Professor Graham Ladds - Group Leader
Professor in Receptor Pharmacology
Keywords
G proteins, GPCRs, Signal Bias, cell signalling, RAMPs, computational modelling, RGS proteins, mathematical simulations.
Investigator Biography
Graham studied Biochemistry at the University of Birmingham before completing a PhD in yeast pheromone signalling at Warwick. He continued to work at Warwick as a post-doc studying pro-hormone convertases before securing a 5-year independent fellowship funded through the NHS. This project enabled him to return to his interest of GPCRs.
He progressed through the ranks at Warwick become an Associate Professor before leaving in 2015 to join the Department of Pharmacology at Cambridge, where he is also a Fellow of St John’s College. In 2020, he was promoted to a Readership in Receptor Pharmacology and was elected a Fellow of the British Pharmacological Society.
His research group use a combination of pharmacological investigations and mathematical modelling to study factors that control agonist bias at GPCRs. These investigations have enabled him to foster strong collaborations with the pharmaceutical industry (GSK, Takeda and Firmenich) which have recently been enhanced though him being awarded a Royal Society Industry Fellowship to collaborate with AstraZeneca.
Lab members
Dr Abigail Pearce - Dr David Prole - Dr Annesh Chandran - Dr Emily Taylor - Ms Anjana Saji - Mr Matthew Rosa - Mr Theo Redfern-Nichols - Mr Edward Willis - Ms Claudia Sisk - Ms Jing Li - Ms Milena Malcharek - Mr Aman Khan - Mr Veenkat Vege - Mr Darius Hoven - Ms Amy Davies - Mr Tim Noel
The group merged with Professor Colin W Taylor's group following his retirement in 2022. His page can be found here.
Research Summary
Our research uses a multi-disciplinary approach to investigate the molecular basis of G protein signalling. We combine computational modelling, with machine learning and in vivo experimentation to probe the dynamics of G protein action.
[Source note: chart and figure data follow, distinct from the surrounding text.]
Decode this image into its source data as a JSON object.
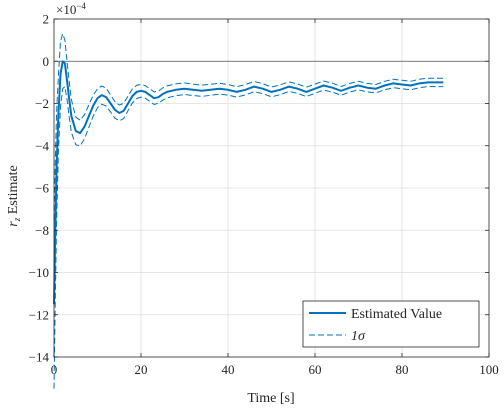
{
  "chart_data": {
    "type": "line",
    "title": "",
    "xlabel": "Time [s]",
    "ylabel": "r_z Estimate",
    "ylabel_base": "r",
    "ylabel_sub": "z",
    "ylabel_rest": " Estimate",
    "y_exponent_base": "×10",
    "y_exponent_power": "−4",
    "xlim": [
      0,
      100
    ],
    "ylim": [
      -14,
      2
    ],
    "x_ticks": [
      0,
      20,
      40,
      60,
      80,
      100
    ],
    "y_ticks": [
      -14,
      -12,
      -10,
      -8,
      -6,
      -4,
      -2,
      0,
      2
    ],
    "x_tick_labels": [
      "0",
      "20",
      "40",
      "60",
      "80",
      "100"
    ],
    "y_tick_labels": [
      "−14",
      "−12",
      "−10",
      "−8",
      "−6",
      "−4",
      "−2",
      "0",
      "2"
    ],
    "grid": true,
    "reference_line_y": 0,
    "legend_position": "bottom-right",
    "legend": [
      "Estimated Value",
      "1σ"
    ],
    "legend_label_estimated": "Estimated Value",
    "legend_label_sigma": "1σ",
    "colors": {
      "series": "#0072BD",
      "axis": "#262626",
      "grid": "#dfdfdf",
      "reference": "#555555"
    },
    "series": [
      {
        "name": "Estimated Value",
        "style": "solid",
        "x": [
          0,
          0.3,
          0.6,
          1.0,
          1.5,
          2.0,
          2.5,
          3.0,
          3.5,
          4.0,
          5.0,
          6.0,
          7.0,
          8.0,
          9.0,
          10.0,
          11.0,
          12.0,
          13.0,
          14.0,
          15.0,
          16.0,
          17.0,
          18.0,
          19.0,
          20.0,
          21.0,
          22.0,
          23.0,
          24.0,
          25.0,
          26.0,
          28.0,
          30.0,
          32.0,
          34.0,
          36.0,
          38.0,
          40.0,
          42.0,
          44.0,
          46.0,
          48.0,
          50.0,
          52.0,
          54.0,
          56.0,
          58.0,
          60.0,
          62.0,
          64.0,
          66.0,
          68.0,
          70.0,
          72.0,
          74.0,
          76.0,
          78.0,
          80.0,
          82.0,
          84.0,
          86.0,
          88.0,
          89.5
        ],
        "y": [
          -11.5,
          -8.0,
          -5.0,
          -2.5,
          -0.6,
          0.0,
          -0.1,
          -0.9,
          -1.8,
          -2.6,
          -3.3,
          -3.4,
          -3.1,
          -2.6,
          -2.1,
          -1.75,
          -1.6,
          -1.7,
          -2.0,
          -2.3,
          -2.45,
          -2.35,
          -2.0,
          -1.65,
          -1.45,
          -1.4,
          -1.45,
          -1.6,
          -1.75,
          -1.7,
          -1.55,
          -1.45,
          -1.35,
          -1.3,
          -1.35,
          -1.4,
          -1.35,
          -1.3,
          -1.35,
          -1.45,
          -1.35,
          -1.2,
          -1.3,
          -1.45,
          -1.35,
          -1.2,
          -1.3,
          -1.45,
          -1.3,
          -1.15,
          -1.25,
          -1.4,
          -1.25,
          -1.15,
          -1.25,
          -1.3,
          -1.15,
          -1.05,
          -1.1,
          -1.15,
          -1.05,
          -1.0,
          -1.0,
          -1.0
        ]
      },
      {
        "name": "1σ",
        "style": "dashed",
        "bands": [
          {
            "offset_x": [
              0,
              0.5,
              1.0,
              2.0,
              3.0,
              5.0,
              10.0,
              20.0,
              40.0,
              70.0,
              89.5
            ],
            "offset_y": [
              4.0,
              2.8,
              1.8,
              1.3,
              0.9,
              0.65,
              0.45,
              0.3,
              0.25,
              0.2,
              0.2
            ]
          }
        ]
      }
    ]
  }
}
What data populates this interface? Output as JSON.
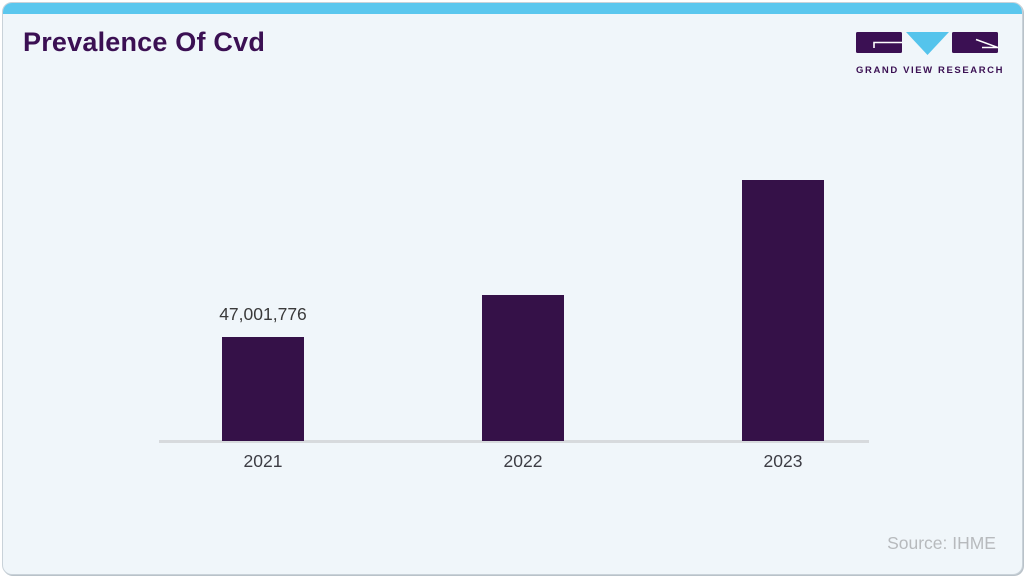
{
  "header": {
    "title": "Prevalence Of Cvd",
    "logo_text": "GRAND VIEW RESEARCH"
  },
  "footer": {
    "source": "Source: IHME"
  },
  "colors": {
    "accent_bar": "#5bc7ee",
    "card_background": "#f0f6fa",
    "title_text": "#3b1053",
    "bar_fill": "#351148",
    "logo_purple": "#3b1053",
    "logo_blue": "#55c4ec",
    "axis_line": "#d7dadd",
    "tick_label": "#3d3d44",
    "data_label": "#3a3a3a",
    "source_text": "#b7babd"
  },
  "chart_data": {
    "type": "bar",
    "title": "Prevalence Of Cvd",
    "categories": [
      "2021",
      "2022",
      "2023"
    ],
    "values": [
      47001776,
      66400000,
      118400000
    ],
    "data_labels": [
      "47,001,776",
      "",
      ""
    ],
    "xlabel": "",
    "ylabel": "",
    "grid": false,
    "legend": false,
    "bar_color": "#351148",
    "baseline_axis_only": true
  }
}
Our group studies the members of both the Class A and Class B1 G protein-coupled receptors (GPCRs),superfamilies. We are specifically interesting in understanding the concept of agonist-induced signalling bias and factors which regulate this process. For the Class B1 G protein-coupled receptors, which include GLP-1, GIP, glucagon, CGRP etc we study the extent and consequences of receptor modifying activity proteins (RAMPs). These proteins can bias the signalling outcomes for these important receptors relevant to diabetes and other metabolic disorders especially common in the elderly. While RAMPs are found throughout the body. However, until recently, the consequences of RAMP-receptor interactions remained unknown. Our recent studies have shown that RAMPs have important consequences for the way they function and we are now extending these studies to all 15 Class B1 GPCRs.
For the Class A GPCRs, we are investigating, using multidisciplinary approaches how agonists activate different G proteins. This work has significant therapeutic potential as demonstrated by our studies with BnOCPA, a novel selective Adenosine A1 receptor agonist that engenders pain relief without cardiovascular and respiratory issues.
All our studies are aimed at reducing on-target but unwanted side effects of many drugs targeting GPCRs. Our leading expertise in BRET-based assays enable us, at the molecular level, to decipher precise agonist-receptor-G proteins interactions and their therapeutic impact.
Finally, we continue the legacy of Professor Taylor by having ongoing research projects studying the IP3 Receptor and intracellular Calcium release.
Key references
Huang, X., ….. Ladds, G. (2024) Hit-to-Lead Optimization of Heterocyclic Carbonyloxycarboximidamides as Selective Antagonists at Human Adenosine A3 Receptor. J Med Chem 67, 13117-13146.
Jones, A., …… Ladds, G. & Nietlispach, D. (2024) Structurally similar G protein complexes with β1-adrenergic receptor active state show differential binding kinetics, mediating selectivity. Nat Comms. 15, 1334.
Guida, C., .. Ladds, G.* & Rorsman, P.* (2024) GLP-1 metabolite GLP-1(9-36) is a systemic inhibitor of mouse and human pancreatic islet glucagon secretion. Diabetologia 67:528-546
Marti-Solano, M., Crilly, S.E., Malinverni, D., …Ladds, G. …. Babu, M.M. (2020) Combinatorial expression of functionally distinct GPCR isoforms can diversify receptor signalling response. Nature 588(7838):E24. doi: 10.1038/s41586-020-2999-9.
Shaw, W.M., Yamauchi, H., Mead, J., Gowers, G.F., Oling, D., Larsson, N., Wigglesworth, M.*, Ladds, G.* and Ellis, T.* (2019) Engineering a model cell for rational tuning of GPCR signalling Cell. 177: 782-796. (F1000Prime recommended).